Updated: Nov 11, 2021
Despondent and a little broken, Marvin ambles through the front door of his den home and slouches over the kitchen counter. It is quiet and dark, and he is about to cry when Cherie appears next to him, her bags full with her afternoon shopping.
She spits and puts an arm on her husband’s shoulder. “Rough day, Marv?” she says, but Marvin gives no answer. He rubs his face with his two hands and sniffles. He has had a rough day, and Cherie’s meaningless chatter isn’t going to help him. Sensing this, Cherie shivers and gathers up her shopping before giving him a side-eye glance and leaving him to cool down.
That night, after a fit of hysteric, urgent lovemaking, Marvin and Cherie snuggle. Nuzzling, they become one, and Cherie tries again. “You know I don’t hold it against you, Marv,” she says. “We’ve got plenty already, and—”
“I know that!” Marvin interrupts. “Don’t you think I know that?” He leaps out of bed and scampers off, out into the cold November night.
When morning comes, it finds him on the highest branch of the tallest tree he could find. Panting, he sits, eyeing the end of it all. He is not a flying squirrel, but he’s thinking he’ll be one today. He stands on his haunches and is preparing to jump when who but Cherie, from far below, shrieks.
“Don’t you do it, Marv!” she says. “Don’t you go leaving me alone!”
Enraged, he shouts back. “I can’t do it, Cherie! I can’t do it anymore!”
Cherie is surprised, but she knows exactly what he’s talking about.
*flashback to the moment they first met*
Marvin to Cherie, over coffee: “I just don’t like having nuts in my mouth.”
*flashback ended*
Cherie thinks on her feet and has an epiphany she should have had ages ago. “Then don’t!” she says.
“Don’t what?”
“Don’t put the nuts in your mouth!”
This frustrates Marvin, who has obviously thought of this thousands of times already. “Then where will I put them?” he shouts, annoyed.
“Up your ass!” Cherie answers.
Marvin sighs angrily. “Cherie!
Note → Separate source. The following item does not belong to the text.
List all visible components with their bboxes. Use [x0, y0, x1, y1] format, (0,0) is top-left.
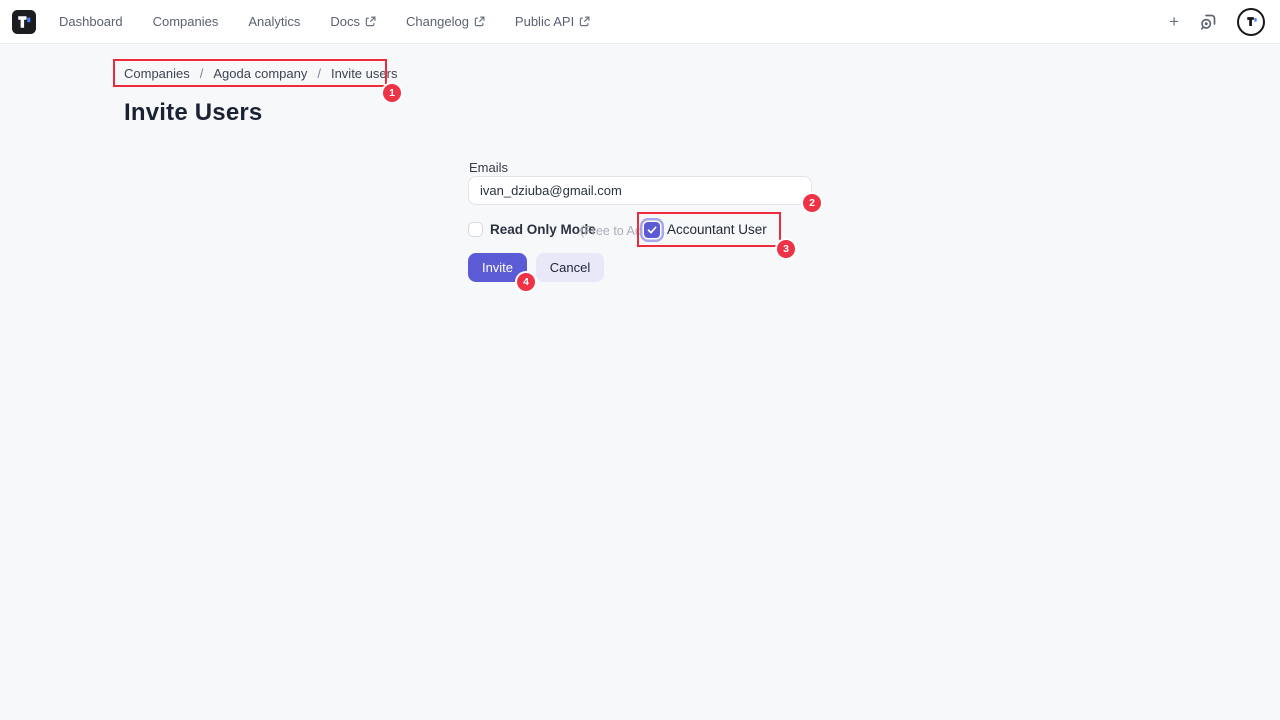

The moment I put a nut in my ass, it’ll break! How’s that going to work if all I do is bust my nut all day?”
Cherie hadn’t thought of that.
Though to be fair, Cherie hadn’t thought of anything. She’s a goddam squirrel for Chris-sake, with a three-quarter-ounce brain. Under the cognitive weight of Marvin’s question, she blinks, forgets everything, and skitters off.
Marvin, atop the tree, leaps. When he hits the ground, he gets up and skitters off too. Squirrels can survive their own terminal velocity, after all.